A newer aircraft will often be repaired since it still has substancial value. The bar can be much lower on an older, fully depreciated, and paid-off aircraft.
This is often why you will see newer aircraft repaired, while with an older aircraft even a minor issue will send it off to retirement. An example of such was the NW DC-9-50 up in MSP a few years ago that lost braking power and collided with an Airbus. The damage to the DC-9 was repairable, but expensive especially for a 30 year old aircraft. Wheras similar, if not worse damaged occured to a NW 757 a fews ago in LGA but that aircraft was repaired and returned to service.
FlySSC From United States of America, joined Aug 2003, 7478 posts, RR: 56
Reply 14, posted (5 years 2 weeks 6 days 18 hours ago) and read 9653 times:
AIR FRANCE B747-400 F-GITA
While landing in poor weather on Rwy 22 at PPT (Papeete/Tahiti) from LAX, on Sept. 12 1993, the aircraft hydroplaned into the Pacific Ocean on the west side of the runway after an engine failure (3 engines went on reverse, 1 went on full thrust). the aircraft was repaired and returned to service and was since then affectionately called "le GITAnic" by AF Crews.
It was retired from service by Air France in 2010 and broken up...
cedarjet From United Kingdom, joined May 1999, 8477 posts, RR: 54
Reply 19, posted (5 years 2 weeks 6 days 15 hours ago) and read 9591 times:
Mexicana landed a 727 gear-up on a training flight; as well as the minimum damage to belly and wings, it also caught fire. Was repaired and sold to Dan-Air. Sorry no reg but maybe others on here know her history better?

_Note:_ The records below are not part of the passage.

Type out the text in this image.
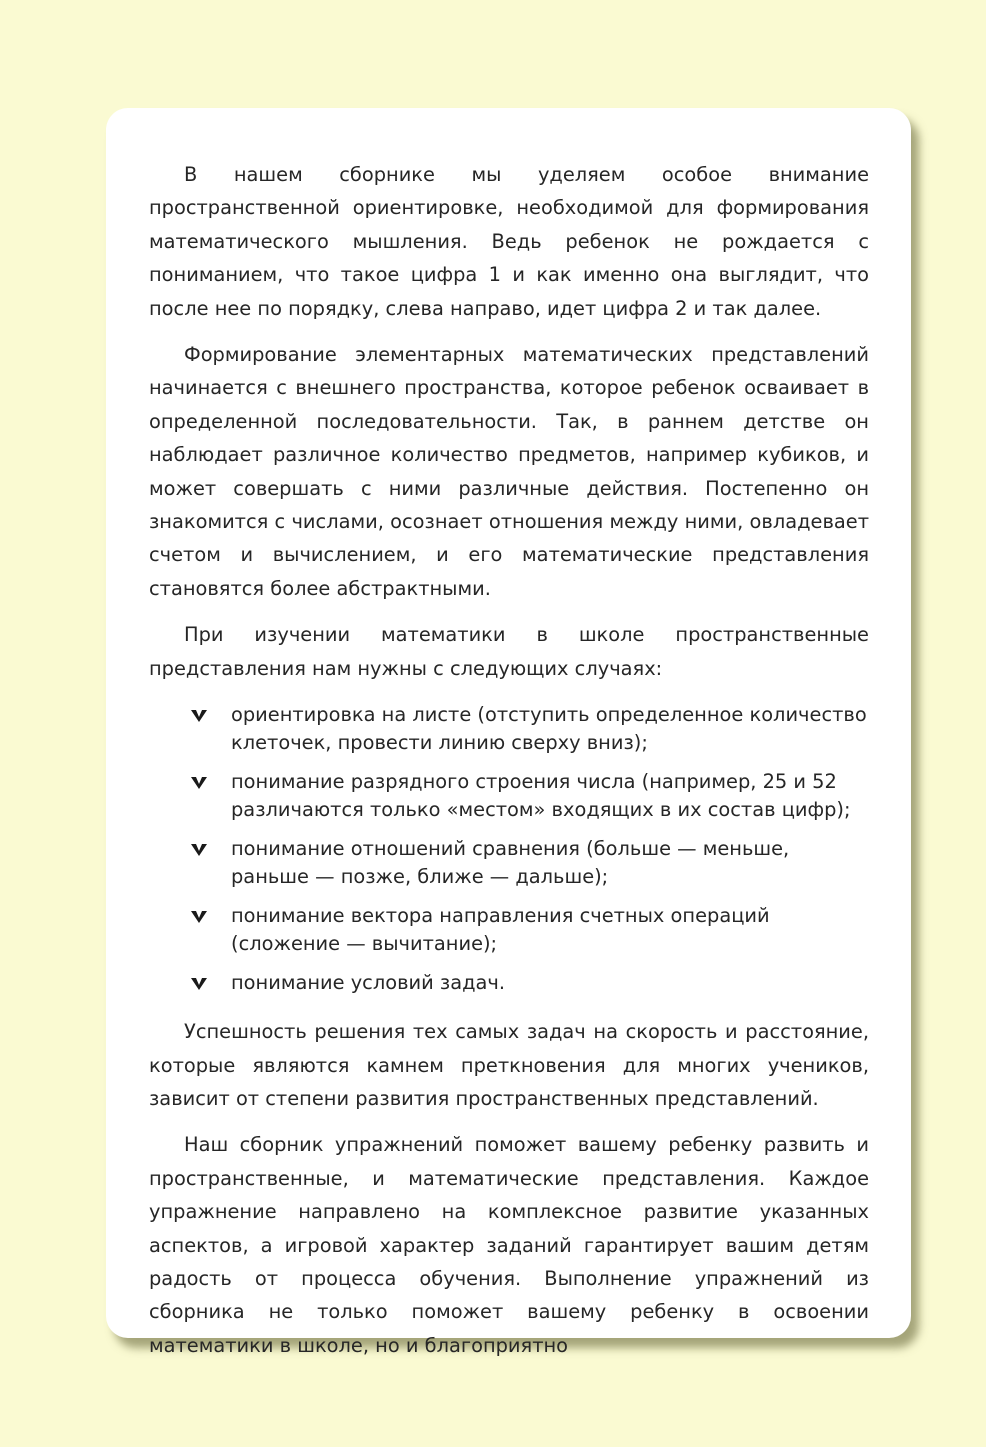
В нашем сборнике мы уделяем особое внимание пространственной ориентировке, необходимой для формирования математического мышления. Ведь ребенок не рождается с пониманием, что такое цифра 1 и как именно она выглядит, что после нее по порядку, слева направо, идет цифра 2 и так далее.

Формирование элементарных математических представлений начинается с внешнего пространства, которое ребенок осваивает в определенной последовательности. Так, в раннем детстве он наблюдает различное количество предметов, например кубиков, и может совершать с ними различные действия. Постепенно он знакомится с числами, осознает отношения между ними, овладевает счетом и вычислением, и его математические представления становятся более абстрактными.

При изучении математики в школе пространственные представления нам нужны с следующих случаях:

ориентировка на листе (отступить определенное количество клеточек, провести линию сверху вниз);
понимание разрядного строения числа (например, 25 и 52 различаются только «местом» входящих в их состав цифр);
понимание отношений сравнения (больше — меньше, раньше — позже, ближе — дальше);
понимание вектора направления счетных операций (сложение — вычитание);
понимание условий задач.

Успешность решения тех самых задач на скорость и расстояние, которые являются камнем преткновения для многих учеников, зависит от степени развития пространственных представлений.

Наш сборник упражнений поможет вашему ребенку развить и пространственные, и математические представления. Каждое упражнение направлено на комплексное развитие указанных аспектов, а игровой характер заданий гарантирует вашим детям радость от процесса обучения. Выполнение упражнений из сборника не только поможет вашему ребенку в освоении математики в школе, но и благоприятно
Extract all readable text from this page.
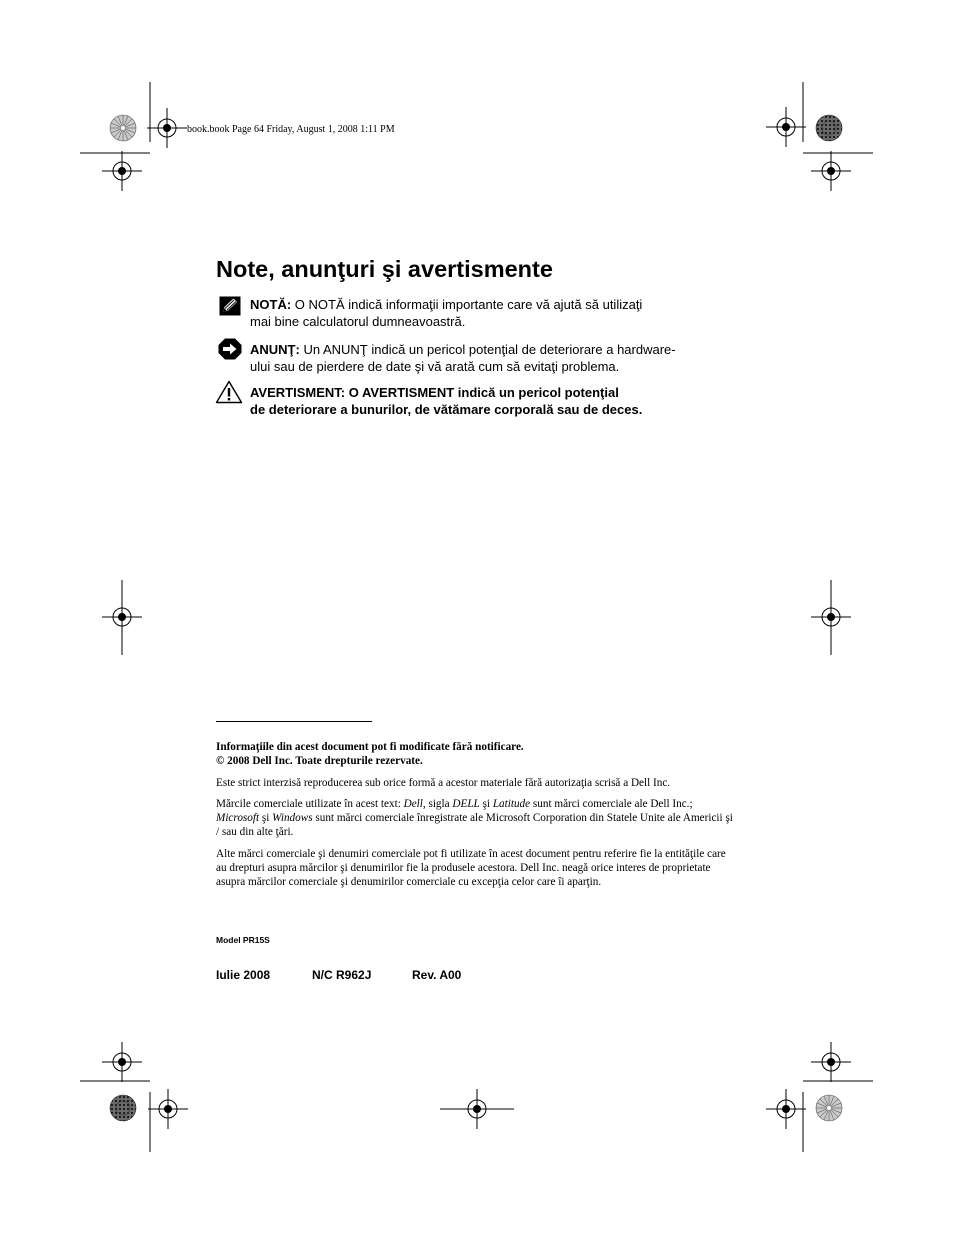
book.book Page 64 Friday, August 1, 2008 1:11 PM
Note, anunţuri şi avertismente
NOTĂ: O NOTĂ indică informaţii importante care vă ajută să utilizaţi
mai bine calculatorul dumneavoastră.
ANUNŢ: Un ANUNŢ indică un pericol potenţial de deteriorare a hardware-
ului sau de pierdere de date şi vă arată cum să evitaţi problema.
AVERTISMENT: O AVERTISMENT indică un pericol potenţial
de deteriorare a bunurilor, de vătămare corporală sau de deces.

Informaţiile din acest document pot fi modificate fără notificare.
© 2008 Dell Inc. Toate drepturile rezervate.

Este strict interzisă reproducerea sub orice formă a acestor materiale fără autorizaţia scrisă a Dell Inc.

Mărcile comerciale utilizate în acest text: Dell, sigla DELL şi Latitude sunt mărci comerciale ale Dell Inc.; Microsoft şi Windows sunt mărci comerciale înregistrate ale Microsoft Corporation din Statele Unite ale Americii şi / sau din alte ţări.

Alte mărci comerciale şi denumiri comerciale pot fi utilizate în acest document pentru referire fie la entităţile care au drepturi asupra mărcilor şi denumirilor fie la produsele acestora. Dell Inc. neagă orice interes de proprietate asupra mărcilor comerciale şi denumirilor comerciale cu excepţia celor care îi aparţin.

Model PR15S
Iulie 2008	N/C R962J	Rev. A00
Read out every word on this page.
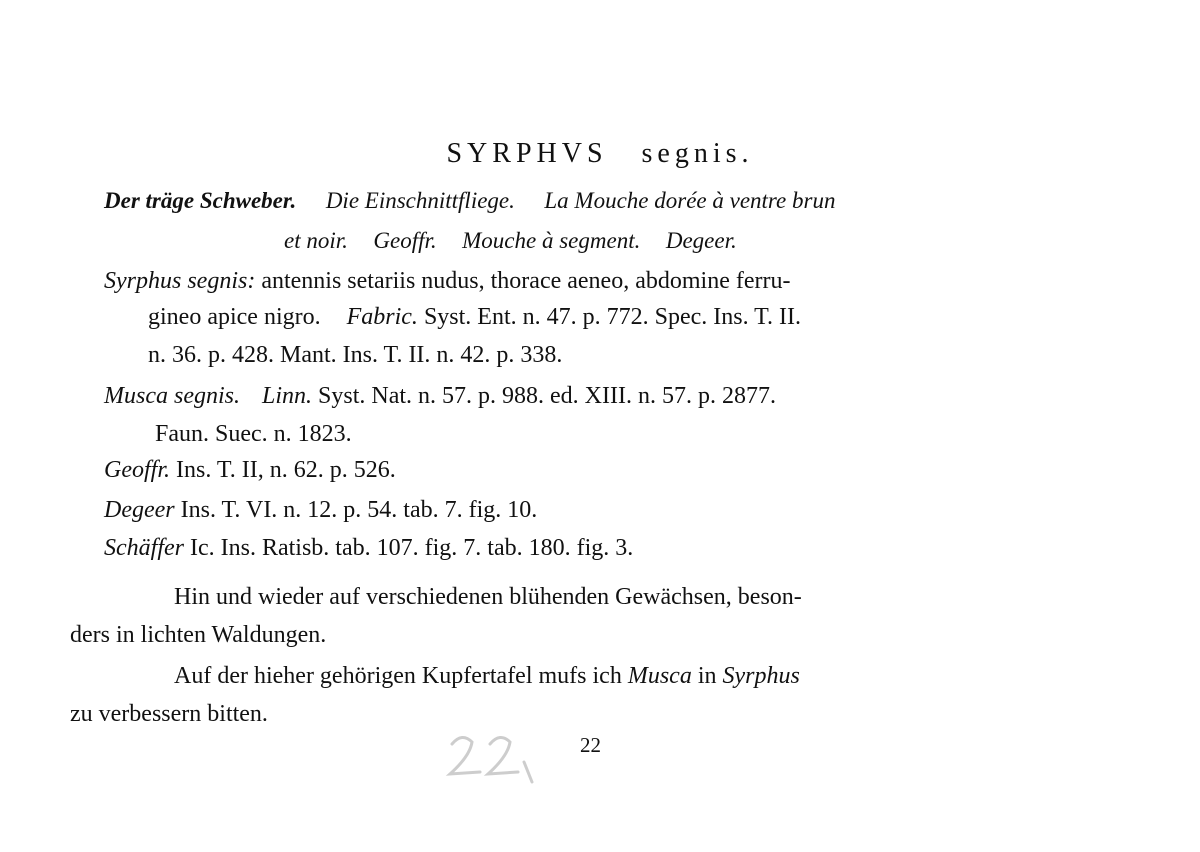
SYRPHVS segnis.
Der träge Schweber. Die Einschnittfliege. La Mouche dorée à ventre brun
et noir. Geoffr. Mouche à segment. Degeer.
Syrphus segnis: antennis setariis nudus, thorace aeneo, abdomine ferru-
gineo apice nigro. Fabric. Syst. Ent. n. 47. p. 772. Spec. Ins. T. II.
n. 36. p. 428. Mant. Ins. T. II. n. 42. p. 338.
Musca segnis. Linn. Syst. Nat. n. 57. p. 988. ed. XIII. n. 57. p. 2877.
Faun. Suec. n. 1823.
Geoffr. Ins. T. II, n. 62. p. 526.
Degeer Ins. T. VI. n. 12. p. 54. tab. 7. fig. 10.
Schäffer Ic. Ins. Ratisb. tab. 107. fig. 7. tab. 180. fig. 3.
Hin und wieder auf verschiedenen blühenden Gewächsen, beson-
ders in lichten Waldungen.
Auf der hieher gehörigen Kupfertafel mufs ich Musca in Syrphus
zu verbessern bitten.
22
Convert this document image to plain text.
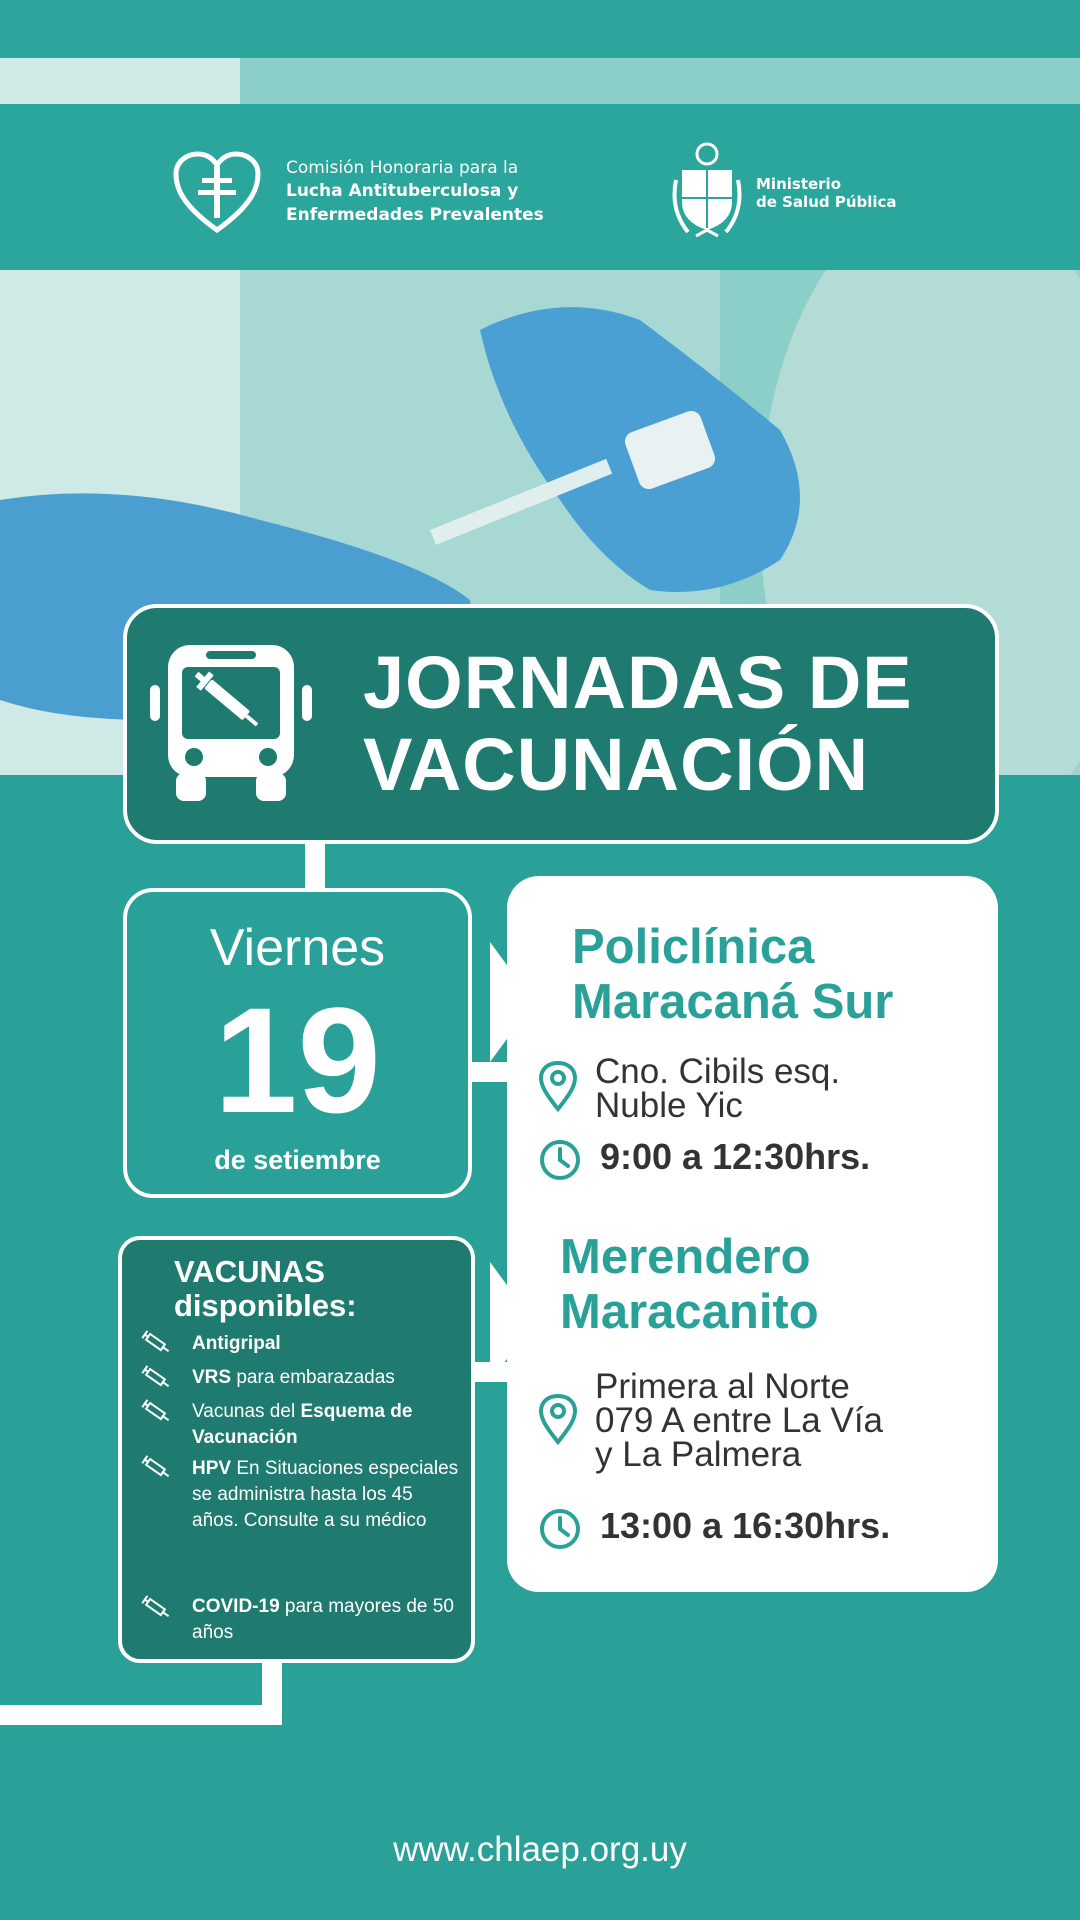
Comisión Honoraria para la
Lucha Antituberculosa y
Enfermedades Prevalentes
Ministerio
de Salud Pública
JORNADAS DE
VACUNACIÓN
Viernes
19
de setiembre
VACUNAS
disponibles:
Antigripal
VRS para embarazadas
Vacunas del Esquema de Vacunación
HPV En Situaciones especiales se administra hasta los 45 años. Consulte a su médico
COVID-19 para mayores de 50 años
Policlínica
Maracaná Sur
Cno. Cibils esq.
Nuble Yic
9:00 a 12:30hrs.
Merendero
Maracanito
Primera al Norte
079 A entre La Vía
y La Palmera
13:00 a 16:30hrs.
www.chlaep.org.uy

fly Saha Air 707s daily from Tehran's downtown Mehrabad to Mashhad, Kish Island and Ahwaz
tb727 From United States of America, joined Jun 2005, 1936 posts, RR: 12
Reply 20, posted (5 years 2 weeks 6 days 14 hours ago) and read 9585 times:
We had a Falcon that landed short at LEX in it's previous life and punched the gear through the wing. It had a new wing put on it off another plane and is still flying today. It's a great airplane, probably my favorite 20, I think I have about 500 hours in it.
Viscount724 From Switzerland, joined Oct 2006, 28152 posts, RR: 22
Reply 22, posted (5 years 2 weeks 6 days 13 hours ago) and read 9569 times:
Quoting MattRB (Reply 10): C-GAUN, more affectionately known as the 'Gimli Glider'.
It wasn't really that severely damaged, mainly just the collapsed nose gear and some fuselage skin damage.
Another AC (then TCA) aircraft that WAS severely damaged but flew again was an almosts new DC-8-54F CF-TJM that overran the runway at LHR by about 2,000 ft. after a very late rejected takeoff on a flight to YUL and wound up in a cabbage field with major damage to the forward fuselage, engines, landing gear flaps, etc. Only a few minor injuries to the 97 passengers and crew. It was repaired in a BOAC hangar at LHR by a TCA and Douglas team and returned to service in 1964. It was the first DC-8 combi delivered (and the 2nd built). TCA was the launch customer for that model.